Wednesday, December 2, 2009

Pushing Through

My mother is a painter, but I didn't inherit her gift. My grandfather was a carpenter, but I didn't get that gift, either. What I do is meander, float and dig around inside myself in search of the exact phrase, the perfect rhythm with which I can articulate ideas and emotions. I use words to express myself.

For the past month, I haven't been able to do much meandering or digging. I've been too stunned and exhausted by the death of our youngest son. Most of my expression has come in the form of tears and weakly returned hugs and an inability to sleep. I've flipped around all over the place -- by turns a zombie or a simmering volcano or a puddle of mush. Several times I sat at the computer, willing myself to write something, anything, but for the most part, it was beyond me to do so.

Then this morning I read an article in the January 2010 issue of Writer's Digest magazine. Titled Inspiration vs. Perspiration, the article discusses the balance required if one intends to write for a living. Author Mary E. DeMuth's words made a great deal of sense to me and, more importantly, urged me to sit the heck down and write something, anything, even if it was schlock. Ms. DeMuth writes, "Understanding the dynamics of each [inspiration and perspiration] and how they relate to our finished written work can help us capitalize on our most inspired times and push through our most difficult moments."

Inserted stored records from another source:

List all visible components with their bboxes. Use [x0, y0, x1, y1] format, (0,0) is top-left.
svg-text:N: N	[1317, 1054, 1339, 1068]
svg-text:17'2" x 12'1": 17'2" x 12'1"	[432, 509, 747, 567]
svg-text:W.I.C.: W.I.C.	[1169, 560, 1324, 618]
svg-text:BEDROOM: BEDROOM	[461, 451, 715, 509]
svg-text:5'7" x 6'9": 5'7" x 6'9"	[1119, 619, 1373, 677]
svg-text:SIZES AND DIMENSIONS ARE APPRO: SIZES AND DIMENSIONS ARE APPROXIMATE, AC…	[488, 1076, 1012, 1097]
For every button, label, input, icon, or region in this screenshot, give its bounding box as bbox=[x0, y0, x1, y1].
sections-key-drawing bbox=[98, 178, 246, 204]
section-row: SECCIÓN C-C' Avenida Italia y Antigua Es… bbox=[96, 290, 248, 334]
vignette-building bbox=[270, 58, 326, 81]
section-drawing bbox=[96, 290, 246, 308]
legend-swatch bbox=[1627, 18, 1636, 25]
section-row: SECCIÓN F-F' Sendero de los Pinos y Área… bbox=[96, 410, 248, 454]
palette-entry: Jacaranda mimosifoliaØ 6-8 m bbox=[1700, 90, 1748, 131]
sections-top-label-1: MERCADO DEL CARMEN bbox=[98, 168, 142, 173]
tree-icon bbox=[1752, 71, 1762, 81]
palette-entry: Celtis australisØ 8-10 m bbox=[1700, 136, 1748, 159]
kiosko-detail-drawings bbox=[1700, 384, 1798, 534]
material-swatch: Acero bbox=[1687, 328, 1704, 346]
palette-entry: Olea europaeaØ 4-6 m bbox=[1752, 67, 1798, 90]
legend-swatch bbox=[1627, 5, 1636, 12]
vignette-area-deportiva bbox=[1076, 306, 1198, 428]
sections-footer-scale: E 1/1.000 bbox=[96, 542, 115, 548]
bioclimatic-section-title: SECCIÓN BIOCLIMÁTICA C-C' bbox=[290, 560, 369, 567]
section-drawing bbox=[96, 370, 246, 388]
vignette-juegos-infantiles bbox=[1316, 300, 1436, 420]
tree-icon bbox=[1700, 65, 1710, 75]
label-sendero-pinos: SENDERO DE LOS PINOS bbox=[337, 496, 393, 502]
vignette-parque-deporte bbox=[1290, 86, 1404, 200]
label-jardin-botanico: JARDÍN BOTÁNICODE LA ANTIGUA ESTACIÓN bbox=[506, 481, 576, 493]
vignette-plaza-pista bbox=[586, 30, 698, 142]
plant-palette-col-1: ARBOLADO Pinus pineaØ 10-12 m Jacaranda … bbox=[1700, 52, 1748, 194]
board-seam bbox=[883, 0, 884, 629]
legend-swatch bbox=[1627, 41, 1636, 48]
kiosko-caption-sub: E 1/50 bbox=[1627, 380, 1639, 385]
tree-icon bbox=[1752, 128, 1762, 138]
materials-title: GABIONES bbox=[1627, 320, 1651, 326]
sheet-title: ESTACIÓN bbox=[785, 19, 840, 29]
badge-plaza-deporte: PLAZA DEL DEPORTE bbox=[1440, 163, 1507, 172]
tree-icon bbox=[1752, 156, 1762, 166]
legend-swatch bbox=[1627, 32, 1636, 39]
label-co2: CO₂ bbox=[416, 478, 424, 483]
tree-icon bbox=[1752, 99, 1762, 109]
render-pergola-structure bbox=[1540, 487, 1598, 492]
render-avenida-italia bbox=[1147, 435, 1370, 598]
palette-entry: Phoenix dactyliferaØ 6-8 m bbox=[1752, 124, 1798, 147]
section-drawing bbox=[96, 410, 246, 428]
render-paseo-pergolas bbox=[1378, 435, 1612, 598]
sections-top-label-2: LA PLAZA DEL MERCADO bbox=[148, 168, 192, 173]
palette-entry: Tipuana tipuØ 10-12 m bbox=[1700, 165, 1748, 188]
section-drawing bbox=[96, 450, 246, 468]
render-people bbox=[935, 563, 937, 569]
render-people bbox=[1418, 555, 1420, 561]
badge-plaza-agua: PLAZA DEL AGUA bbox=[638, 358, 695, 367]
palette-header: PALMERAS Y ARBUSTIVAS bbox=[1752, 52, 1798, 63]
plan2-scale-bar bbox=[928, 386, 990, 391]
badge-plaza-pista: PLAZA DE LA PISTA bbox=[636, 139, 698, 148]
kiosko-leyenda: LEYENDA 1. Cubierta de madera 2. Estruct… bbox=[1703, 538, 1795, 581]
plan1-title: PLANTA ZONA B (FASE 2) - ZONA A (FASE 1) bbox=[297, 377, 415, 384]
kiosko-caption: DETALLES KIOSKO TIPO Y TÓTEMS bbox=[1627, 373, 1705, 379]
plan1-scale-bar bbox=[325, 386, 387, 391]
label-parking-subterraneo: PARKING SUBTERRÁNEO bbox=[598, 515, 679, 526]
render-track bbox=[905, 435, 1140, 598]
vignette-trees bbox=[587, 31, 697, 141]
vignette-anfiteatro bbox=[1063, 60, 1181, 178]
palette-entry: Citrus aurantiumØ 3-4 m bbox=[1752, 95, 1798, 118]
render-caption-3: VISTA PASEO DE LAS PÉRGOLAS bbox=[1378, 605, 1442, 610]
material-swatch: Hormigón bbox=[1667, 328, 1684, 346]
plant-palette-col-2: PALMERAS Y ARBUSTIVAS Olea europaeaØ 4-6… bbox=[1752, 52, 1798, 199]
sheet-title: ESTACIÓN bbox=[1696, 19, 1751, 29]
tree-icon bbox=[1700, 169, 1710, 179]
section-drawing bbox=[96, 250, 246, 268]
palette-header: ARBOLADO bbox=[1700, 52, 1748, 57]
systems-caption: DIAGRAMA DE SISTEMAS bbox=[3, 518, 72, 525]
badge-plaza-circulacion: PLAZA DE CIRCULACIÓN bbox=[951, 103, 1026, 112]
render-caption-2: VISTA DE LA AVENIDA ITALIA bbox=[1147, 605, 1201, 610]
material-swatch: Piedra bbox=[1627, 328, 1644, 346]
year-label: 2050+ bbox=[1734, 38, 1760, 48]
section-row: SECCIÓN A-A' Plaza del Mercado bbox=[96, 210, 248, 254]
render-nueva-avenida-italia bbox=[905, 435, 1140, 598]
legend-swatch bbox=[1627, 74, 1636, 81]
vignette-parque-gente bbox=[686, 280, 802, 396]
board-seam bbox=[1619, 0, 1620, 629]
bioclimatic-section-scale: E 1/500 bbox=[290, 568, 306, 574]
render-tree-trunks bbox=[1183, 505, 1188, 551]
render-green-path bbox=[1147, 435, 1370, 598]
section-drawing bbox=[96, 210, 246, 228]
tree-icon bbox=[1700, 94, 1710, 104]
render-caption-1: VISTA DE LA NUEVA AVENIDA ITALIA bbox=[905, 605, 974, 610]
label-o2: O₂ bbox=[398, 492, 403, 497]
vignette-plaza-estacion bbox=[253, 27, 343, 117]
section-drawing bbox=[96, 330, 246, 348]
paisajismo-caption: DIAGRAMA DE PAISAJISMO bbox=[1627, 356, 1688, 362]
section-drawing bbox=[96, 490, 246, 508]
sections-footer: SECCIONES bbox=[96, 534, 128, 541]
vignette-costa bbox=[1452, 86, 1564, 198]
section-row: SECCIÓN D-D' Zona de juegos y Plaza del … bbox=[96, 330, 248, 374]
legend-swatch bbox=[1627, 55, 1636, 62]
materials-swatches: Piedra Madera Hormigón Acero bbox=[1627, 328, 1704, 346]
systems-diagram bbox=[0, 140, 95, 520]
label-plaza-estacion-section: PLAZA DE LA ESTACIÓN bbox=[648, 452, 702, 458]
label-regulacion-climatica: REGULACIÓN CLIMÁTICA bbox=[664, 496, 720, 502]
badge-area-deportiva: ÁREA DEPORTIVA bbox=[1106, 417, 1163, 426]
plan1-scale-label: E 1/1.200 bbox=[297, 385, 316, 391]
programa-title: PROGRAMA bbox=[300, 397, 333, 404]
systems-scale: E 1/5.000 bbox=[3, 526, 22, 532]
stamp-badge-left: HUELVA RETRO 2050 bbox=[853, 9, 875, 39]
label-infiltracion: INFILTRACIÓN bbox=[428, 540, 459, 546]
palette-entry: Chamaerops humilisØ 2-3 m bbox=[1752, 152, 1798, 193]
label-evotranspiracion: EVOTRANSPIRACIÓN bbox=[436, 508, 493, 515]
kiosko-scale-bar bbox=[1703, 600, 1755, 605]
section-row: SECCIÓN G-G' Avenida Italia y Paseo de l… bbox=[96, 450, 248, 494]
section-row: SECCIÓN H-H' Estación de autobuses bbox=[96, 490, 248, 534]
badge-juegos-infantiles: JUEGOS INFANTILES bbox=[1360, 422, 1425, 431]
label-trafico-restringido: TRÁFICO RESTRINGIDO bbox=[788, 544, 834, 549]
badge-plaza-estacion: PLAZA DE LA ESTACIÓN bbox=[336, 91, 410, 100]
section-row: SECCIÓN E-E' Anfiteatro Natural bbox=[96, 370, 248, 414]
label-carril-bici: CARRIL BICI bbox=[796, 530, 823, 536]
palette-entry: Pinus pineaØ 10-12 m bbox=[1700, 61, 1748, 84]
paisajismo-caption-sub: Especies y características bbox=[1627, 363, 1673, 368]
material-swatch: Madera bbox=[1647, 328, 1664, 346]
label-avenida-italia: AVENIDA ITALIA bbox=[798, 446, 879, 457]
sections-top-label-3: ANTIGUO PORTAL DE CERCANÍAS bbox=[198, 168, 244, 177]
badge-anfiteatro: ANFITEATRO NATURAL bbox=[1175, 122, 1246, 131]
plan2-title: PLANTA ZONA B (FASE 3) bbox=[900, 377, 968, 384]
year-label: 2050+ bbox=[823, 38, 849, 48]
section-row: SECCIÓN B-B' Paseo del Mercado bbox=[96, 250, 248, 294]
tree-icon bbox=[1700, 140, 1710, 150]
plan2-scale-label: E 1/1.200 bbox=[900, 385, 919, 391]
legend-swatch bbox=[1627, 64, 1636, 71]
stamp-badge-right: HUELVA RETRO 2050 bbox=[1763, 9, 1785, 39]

Well, mourning has certainly brought many difficult moments. But I realized as I read that if I am to honour my love of words and my livelihood, I do have to push through. I can focus for short times, so it's important to do that when I can. I can help myself, and maybe somebody else, by getting things "down on paper," as I so often tell my students and clients. And I trust that by doing so, I'll have more inspired moments...and be better able to push through future difficulties. Thank you, Mary DeMuth.

(Check out my Word Wonder post about willingness. I'm pretty sure that writing it helped me grab onto what Ms. DeMuth had to say in her article.)

1 comment:

Anonymous said...

Way to push through! Sometimes it's so hard to just put 1 foot forward but that's all I can do at times. Thanks for writing this as it helps me push onward when I don't feel like it.